The findings, taken from a report on in-vehicle distraction by road safety charity Brake and insurer Direct Line, revealed that 3% of drivers, equating to 1.2 million drivers across the UK, had a conversation or messaged on a hand-held mobile device while driving on every journey they took in the past 12 months.
The report also found that more than 1 in 6 drivers (16% or 6.6 million UK licence holders) broke the law by using their phone while driving at some point over the past year.
Drivers caught using their phone behind the wheel face the minimum of a £200 fine and six penalty points.
The report has revealed drivers’ perceptions of the levels of in-vehicle distraction on the road. It found that more than eight in 10 drivers think there are more in-vehicle distractions now than five years ago and that three quarters believe that others on the road are more distracted now than they were five years ago.
When it comes to tackling the issue of in-vehicle distraction and, in particular, phone use, drivers were consistent in their views. Two thirds of drivers agreed that the Government should act to further limit in-vehicle distraction and three quarters of drivers stated that mobile phone manufacturers should do more to stop phones being used while driving.
Road safety charity, Brake, are concerned by these findings and have called on the Government to tackle in-vehicle distraction and the issue of phone use behind the wheel. They want to see an urgent focus on improving enforcement and a consultation on extending the ban on hand-held mobile phone use to include hands-free.
Commenting, Joshua Harris, director of campaigns for Brake said: “When you’re behind the wheel, it only takes a moment’s distraction to cause devastation. This report reveals the shocking extent of the distraction on our roads with over a million drivers admitting to using their phones behind the wheel on every journey. We need the Government to take note of these findings and act to tackle in-vehicle distraction now.
“It’s positive to see drivers, themselves, acknowledge the increasing issue of distraction on the roads and that they give their backing to calls for the Government to tackle this issue. As a first step, we want the Government to consult on the use of hands-free phones behind the wheel, with the evidence clearly pointing towards the need for a ban.”

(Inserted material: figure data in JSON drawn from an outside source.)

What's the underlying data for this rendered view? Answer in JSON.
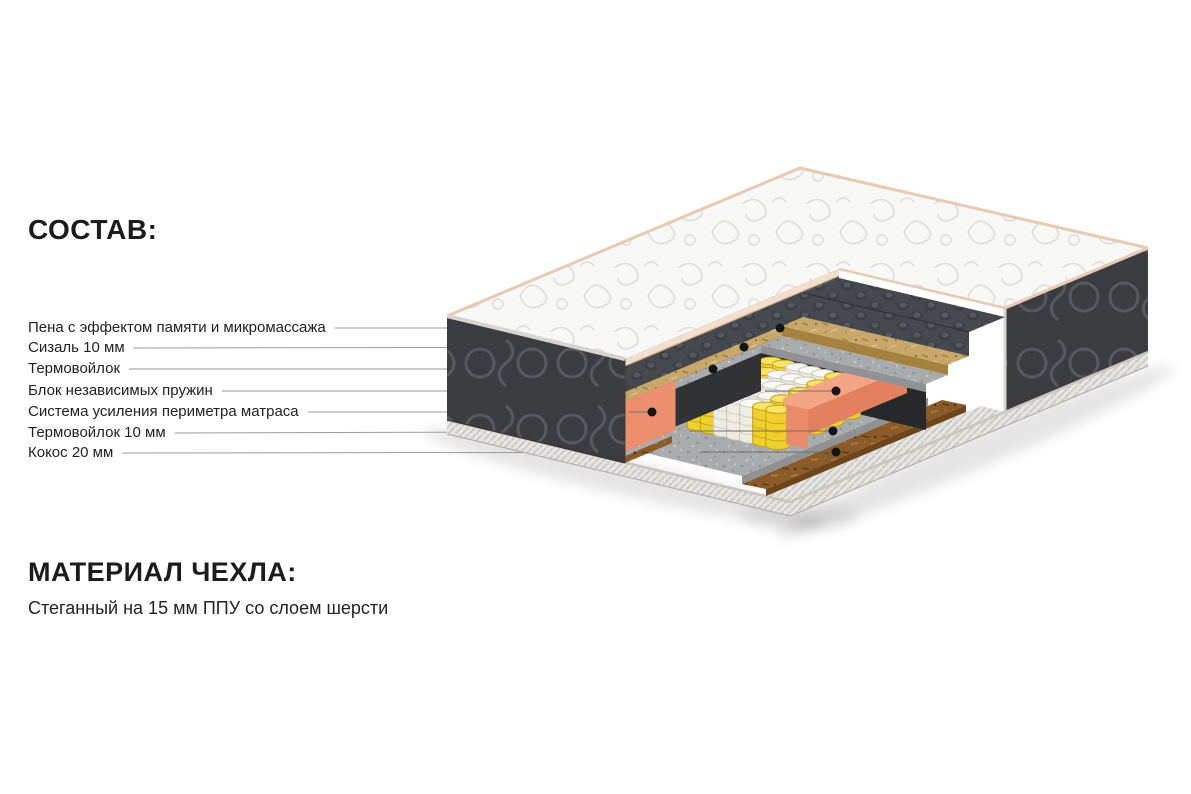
{
  "composition": {
    "title": "СОСТАВ:",
    "items": [
      {
        "label": "Пена с эффектом памяти и микромассажа",
        "layer": "memory-foam",
        "color": "#45484d"
      },
      {
        "label": "Сизаль 10 мм",
        "layer": "sisal",
        "color": "#c8a76b"
      },
      {
        "label": "Термовойлок",
        "layer": "thermo-felt",
        "color": "#a9abad"
      },
      {
        "label": "Блок независимых пружин",
        "layer": "pocket-springs",
        "color": "#f0d02e"
      },
      {
        "label": "Система усиления периметра матраса",
        "layer": "perimeter-foam",
        "color": "#ec8f6e"
      },
      {
        "label": "Термовойлок 10 мм",
        "layer": "thermo-felt-10",
        "color": "#a9abad"
      },
      {
        "label": "Кокос 20 мм",
        "layer": "coconut-coir",
        "color": "#8a5a28"
      }
    ]
  },
  "cover": {
    "title": "МАТЕРИАЛ ЧЕХЛА:",
    "subtitle": "Стеганный на 15 мм ППУ со слоем шерсти"
  },
  "palette": {
    "background": "#ffffff",
    "text": "#1e1e1e",
    "leader_line": "#9b9b9b",
    "dot": "#141414",
    "quilt_top": "#f8f8f6",
    "quilt_pattern": "#dedddb",
    "side_panel": "#3a3c40",
    "panel_stitch": "#56585d",
    "piping_pink": "#e7cab2",
    "piping_braid": "#e6e5e2",
    "memory_foam": "#45484d",
    "sisal": "#c8a76b",
    "felt": "#a9abad",
    "spring_yellow": "#f0d02e",
    "spring_white": "#efece4",
    "perimeter_coral": "#ec8f6e",
    "coconut": "#8a5a28"
  }
}
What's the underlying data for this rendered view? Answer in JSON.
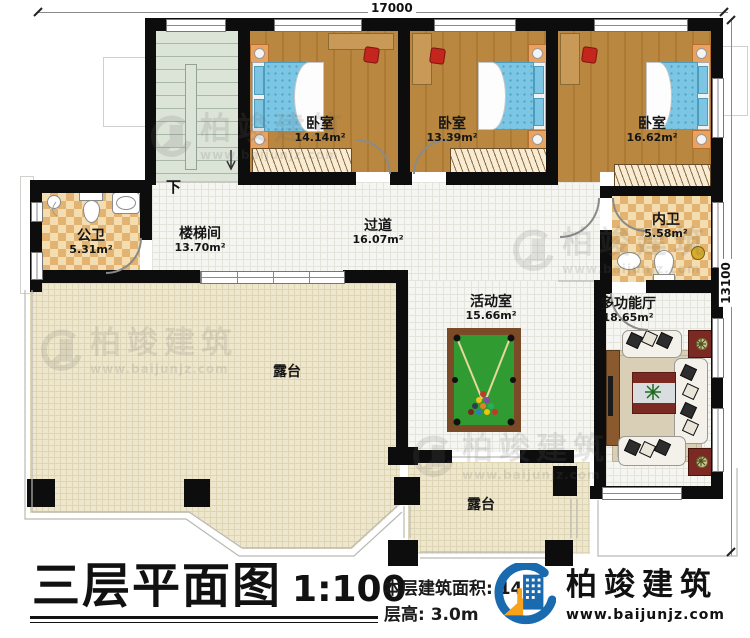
{
  "dimensions": {
    "top": "17000",
    "right": "13100"
  },
  "rooms": [
    {
      "id": "bedroom-1",
      "name": "卧室",
      "area": "14.14m²"
    },
    {
      "id": "bedroom-2",
      "name": "卧室",
      "area": "13.39m²"
    },
    {
      "id": "bedroom-3",
      "name": "卧室",
      "area": "16.62m²"
    },
    {
      "id": "public-bath",
      "name": "公卫",
      "area": "5.31m²"
    },
    {
      "id": "stairwell",
      "name": "楼梯间",
      "area": "13.70m²"
    },
    {
      "id": "hallway",
      "name": "过道",
      "area": "16.07m²"
    },
    {
      "id": "inner-bath",
      "name": "内卫",
      "area": "5.58m²"
    },
    {
      "id": "activity-room",
      "name": "活动室",
      "area": "15.66m²"
    },
    {
      "id": "multi-hall",
      "name": "多功能厅",
      "area": "18.65m²"
    },
    {
      "id": "terrace-left",
      "name": "露台"
    },
    {
      "id": "terrace-bottom",
      "name": "露台"
    }
  ],
  "stair": {
    "down_label": "下"
  },
  "titleblock": {
    "title": "三层平面图",
    "scale": "1:100",
    "area_label": "本层建筑面积: 140",
    "floor_height": "层高: 3.0m"
  },
  "brand": {
    "name": "柏竣建筑",
    "website": "www.baijunjz.com"
  },
  "watermark": {
    "name": "柏竣建筑",
    "website": "www.baijunjz.com"
  },
  "colors": {
    "wall": "#0d0d0d",
    "wood_floor": "#b9873f",
    "tile_floor": "#e2b371",
    "terrace_floor": "#efe7cd",
    "corridor_floor": "#f5f5f1",
    "stair_floor": "#dce3d7",
    "billiard_green": "#2f9b30",
    "billiard_frame": "#7b4a26",
    "bed_blue": "#7cc6e4",
    "accent_red": "#c4261d",
    "logo_blue": "#1a6ab0",
    "logo_orange": "#f6a21d"
  }
}
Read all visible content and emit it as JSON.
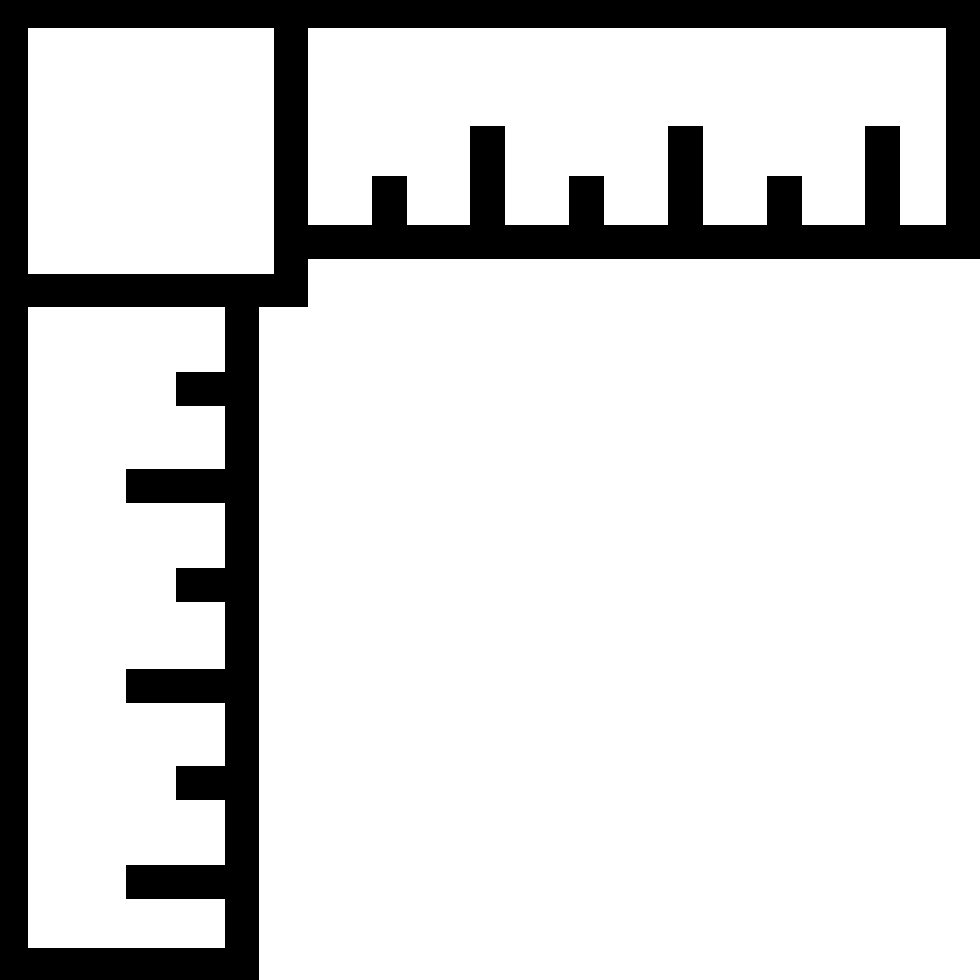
{
  "icon": {
    "name": "carpenter-square-icon",
    "description": "Black and white L-shaped carpenter's framing square icon: a square corner block at top-left, a horizontal ruler arm across the top with alternating short and long tick marks pointing up from its bottom edge, and a vertical ruler arm down the left side with alternating short and long tick marks pointing left from its right edge",
    "colors": {
      "foreground": "#000000",
      "background": "#ffffff"
    },
    "canvas": {
      "width": 980,
      "height": 980
    },
    "corner_block": {
      "interior": {
        "left": 28,
        "top": 28,
        "right": 274,
        "bottom": 274
      },
      "outer": {
        "left": 0,
        "top": 0,
        "right": 307,
        "bottom": 307
      }
    },
    "horizontal_ruler": {
      "interior": {
        "left": 307,
        "top": 27,
        "right": 946,
        "bottom": 225
      },
      "tick_width": 35,
      "short_tick_top": 176,
      "long_tick_top": 126,
      "baseline": 259,
      "tick_count": 6,
      "tick_pattern": [
        "short",
        "long",
        "short",
        "long",
        "short",
        "long"
      ],
      "ticks": [
        {
          "x": 372,
          "size": "short"
        },
        {
          "x": 470,
          "size": "long"
        },
        {
          "x": 569,
          "size": "short"
        },
        {
          "x": 668,
          "size": "long"
        },
        {
          "x": 767,
          "size": "short"
        },
        {
          "x": 865,
          "size": "long"
        }
      ]
    },
    "vertical_ruler": {
      "interior": {
        "left": 28,
        "top": 307,
        "right": 225,
        "bottom": 948
      },
      "tick_height": 34,
      "short_tick_left": 176,
      "long_tick_left": 126,
      "right_edge": 259,
      "tick_count": 6,
      "tick_pattern": [
        "short",
        "long",
        "short",
        "long",
        "short",
        "long"
      ],
      "ticks": [
        {
          "y": 372,
          "size": "short"
        },
        {
          "y": 469,
          "size": "long"
        },
        {
          "y": 568,
          "size": "short"
        },
        {
          "y": 669,
          "size": "long"
        },
        {
          "y": 766,
          "size": "short"
        },
        {
          "y": 865,
          "size": "long"
        }
      ]
    }
  }
}
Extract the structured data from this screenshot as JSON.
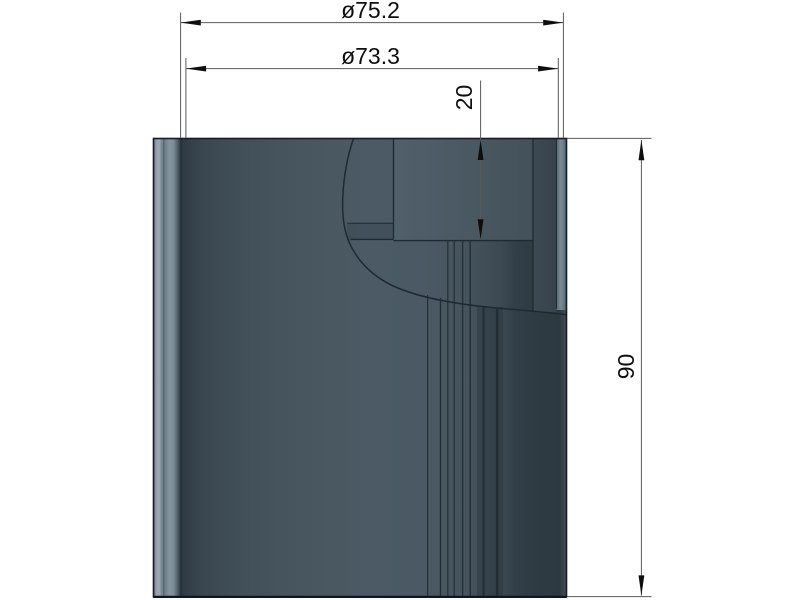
{
  "drawing": {
    "kind": "cad-3d-shaded-view-with-dimensions",
    "part": "stepped-cylinder",
    "background": "#ffffff"
  },
  "dimensions": {
    "dia752": {
      "label": "ø75.2",
      "orientation": "horizontal"
    },
    "dia733": {
      "label": "ø73.3",
      "orientation": "horizontal"
    },
    "depth20": {
      "label": "20",
      "orientation": "vertical"
    },
    "height90": {
      "label": "90",
      "orientation": "vertical"
    }
  },
  "colors": {
    "body_mid": "#4a5963",
    "body_dark": "#2e3a42",
    "body_highlight": "#9aa9b2",
    "body_light_band": "#7b8b94",
    "edge_line": "#141d25",
    "dimension_line": "#595959",
    "arrow_and_text": "#0e0e0e",
    "background": "#ffffff"
  }
}
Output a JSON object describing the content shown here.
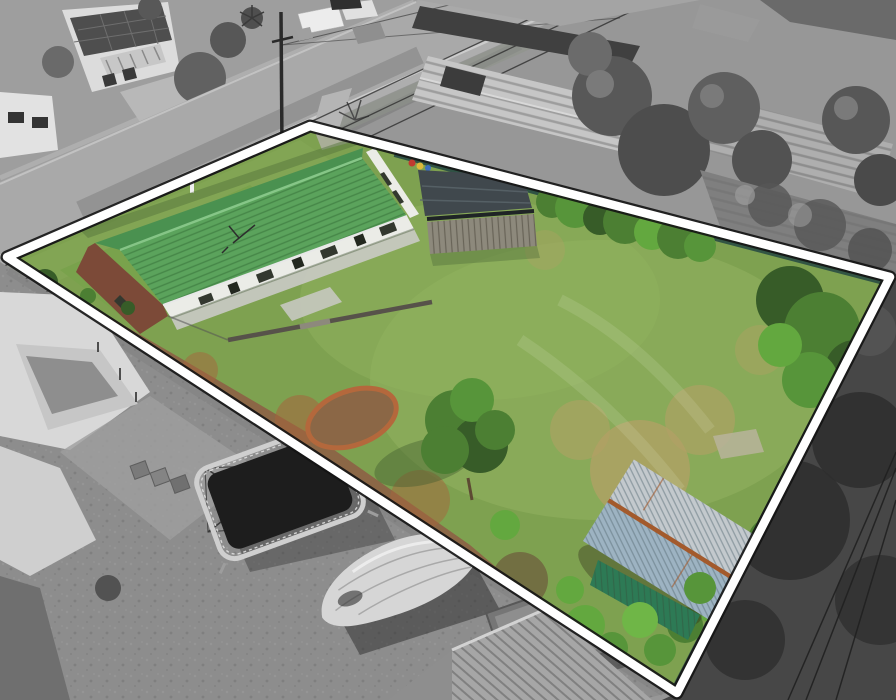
{
  "palette": {
    "boundary_white": "#ffffff",
    "boundary_shadow": "#141414",
    "lawn": "#7ea150",
    "lawn_light": "#90b05e",
    "lawn_dry": "#b3a065",
    "dirt": "#8b6746",
    "dirt_red": "#a5653c",
    "tree_dark": "#375c28",
    "tree_mid": "#4c7f33",
    "tree_bright": "#63a83f",
    "hedge": "#57953a",
    "roof_green": "#5ba35c",
    "roof_green_dark": "#4a9150",
    "wall_white": "#ebece7",
    "brick": "#7c4a38",
    "window_dark": "#33382f",
    "path_concrete": "#c6c8c0",
    "carport_roof": "#40484d",
    "timber": "#8d897c",
    "fence_green": "#2f5244",
    "shed_wall": "#2d7a55",
    "shed_roof": "#c3c9cd",
    "shed_roof_blue": "#9db3c2",
    "rust": "#a35a2c",
    "gray_base": "#979797",
    "road": "#a9a9a9",
    "gray_roof_light": "#c6c6c6",
    "gray_roof_mid": "#aeaeae",
    "asphalt": "#474747",
    "yard_gray": "#8d8d8d",
    "tarp": "#d6d6d6",
    "tramp_mat": "#1d1d1d",
    "toy_red": "#c03a30",
    "toy_yellow": "#ddb93a"
  },
  "scene": {
    "kind": "aerial-property-photo",
    "highlight": "colored-lot-inside-white-outline-over-grayscale-neighborhood",
    "elements": [
      "street",
      "footpath",
      "power-pole",
      "power-lines",
      "neighbor-houses",
      "neighbor-roofs",
      "property-boundary",
      "front-lawn",
      "back-lawn",
      "house-green-roof",
      "brick-gable",
      "carport",
      "timber-fence",
      "green-fence",
      "garden-shed",
      "garden-ring",
      "center-tree",
      "hedge-row",
      "dirt-strip",
      "paving-slab",
      "trampoline",
      "covered-boat",
      "box-trailer",
      "clothesline",
      "wheelie-bins",
      "driveway-shadows"
    ]
  }
}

Stephen Barrett, head of Direct Line Car Insurance, said: “Our reliance on our mobile phones and their apps has meant that, even though driving can be a small percentage of someone’s day, many find it hard to leave these devices alone while at the wheel. It is highly concerning that even with increased penalties and a greater awareness of the dangers and consequences, there is still a large minority of drivers on the UK roads who continue to defy the law and put themselves and others at risk on a daily basis.”